My main reference for Rachmaninov’s The Bells has to be a Russian one. I’ve sought out the 1985 Melodiya recording by Dmitri Kitaenko conducting the Bolshoi Theatre Choir and Moscow Philharmonic Symphony Orchestra which appeared in Europe on the RCA/BMG label. Edgar Allan Poe’s text was in fact from the outset substituted in this piece for a version by symbolist poet Konstantin Balmont, so that singing the piece in the Russian language ‘fits’ in many ways much better to my ears that the American version sung on the Atlanta recording. Comparing the two is like comparing chalk and cheese in other ways however, with the Russian forces contrasting the grim and doom-laden with more Respighi like colourations in the lighter movements. The Atlanta forces sound more Hollywood than anything else in the opening, and the gloriously plush brass and choir refuse steadfastly to make the hairs stand on end, even when the bells are ‘sobbing, in their throbbing, what a tale of horror dwells!’ No, there ain’t no horror here, and it all ends up sounding rather jolly. 

This is not to say that this is a bad performance. There is plenty of cracking playing, and while the chorus sounds a bit colourless compared to the rough intensity of the Russian voices, they do have plenty of dynamic unity. I’m certainly not one to claim that only Russian musicians can perform this or any other manifestly Russian-manufactured music. Victor Ledbetter is a powerful soloist, as is Renée Fleming, and if Karl Dent is a little less forceful then he certainly makes up for it in musical sensitivity and expression. If the language is not a barrier then you will probably end up with little to complain about with this recording. The booklet notes have a useful and fairly detailed analysis of the piece by Nick Jones, including numerous musical illustrations and pointing out Rachmaninov’s allusions to other pieces. I just found myself recognising these references more in the Russian recording than in this one, as well as the influence it must have had on later composers such as Shostakovich. It may be that the Russian ‘sound’ brings more familiarity than with the Americans, but I found myself a little frustrated by the relaxed luxury of the whole thing. It’s all a little too well-fed and healthy to make it really moving.

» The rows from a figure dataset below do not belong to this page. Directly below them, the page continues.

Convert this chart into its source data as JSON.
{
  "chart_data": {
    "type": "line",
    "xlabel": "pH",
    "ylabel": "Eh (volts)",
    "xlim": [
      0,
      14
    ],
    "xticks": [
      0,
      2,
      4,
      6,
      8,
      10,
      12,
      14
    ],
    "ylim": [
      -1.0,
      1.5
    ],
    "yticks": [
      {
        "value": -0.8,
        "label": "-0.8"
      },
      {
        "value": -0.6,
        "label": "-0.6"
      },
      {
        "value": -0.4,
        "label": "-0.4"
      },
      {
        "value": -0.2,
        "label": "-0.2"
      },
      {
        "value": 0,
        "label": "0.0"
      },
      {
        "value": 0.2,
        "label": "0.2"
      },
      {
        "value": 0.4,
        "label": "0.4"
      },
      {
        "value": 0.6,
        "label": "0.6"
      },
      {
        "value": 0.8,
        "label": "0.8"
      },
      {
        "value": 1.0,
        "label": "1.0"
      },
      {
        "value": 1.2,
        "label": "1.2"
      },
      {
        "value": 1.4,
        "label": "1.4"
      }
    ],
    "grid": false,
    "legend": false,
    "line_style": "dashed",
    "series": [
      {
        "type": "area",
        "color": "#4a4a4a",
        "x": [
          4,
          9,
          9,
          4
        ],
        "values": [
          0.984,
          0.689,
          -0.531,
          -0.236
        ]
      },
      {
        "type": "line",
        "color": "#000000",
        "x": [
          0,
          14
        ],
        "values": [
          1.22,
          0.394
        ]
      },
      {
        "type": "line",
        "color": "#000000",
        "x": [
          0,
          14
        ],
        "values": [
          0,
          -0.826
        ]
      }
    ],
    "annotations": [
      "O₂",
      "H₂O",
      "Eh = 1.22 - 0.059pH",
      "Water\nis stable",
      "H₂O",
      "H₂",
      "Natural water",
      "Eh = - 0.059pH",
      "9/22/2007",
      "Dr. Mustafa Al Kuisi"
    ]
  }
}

With a living American composer and a Russian from a country on the brink of revolution looking at each other from across the Atlantic with works of similar scale and magnitude, this is in fact not quite the strange coupling one might imagine. The accessibility of Adams’s writing in Harmonium chimes in well with Rachmaninov’s The Bells, and while there is as much to contrast as to compare, the dramatic content of both works ultimately contains similar aims. I think I would take de Waart’s marginally more vibrant ECM recording of the former. Have a listen to the LSO chorus and orchestra with André Previn on EMI for an alternative Western recording - sung in Russian - for the Rachmaninov if you get the chance. This release also includes a powerful recording of Prokofiev’s Ivan the Terrible. John Adams’s Harmonium is also available on Nonesuch with a decent coupling of the Klinghoffer Choruses if the idea of buying a CD with only 32 minutes of music appals. If you like the idea of having both of these pieces on one disc then there’s plenty to enjoy with Robert Shaw, but I find The Bells too much of a flock-lined compromise to make this a 100% recommendation, even at budget price.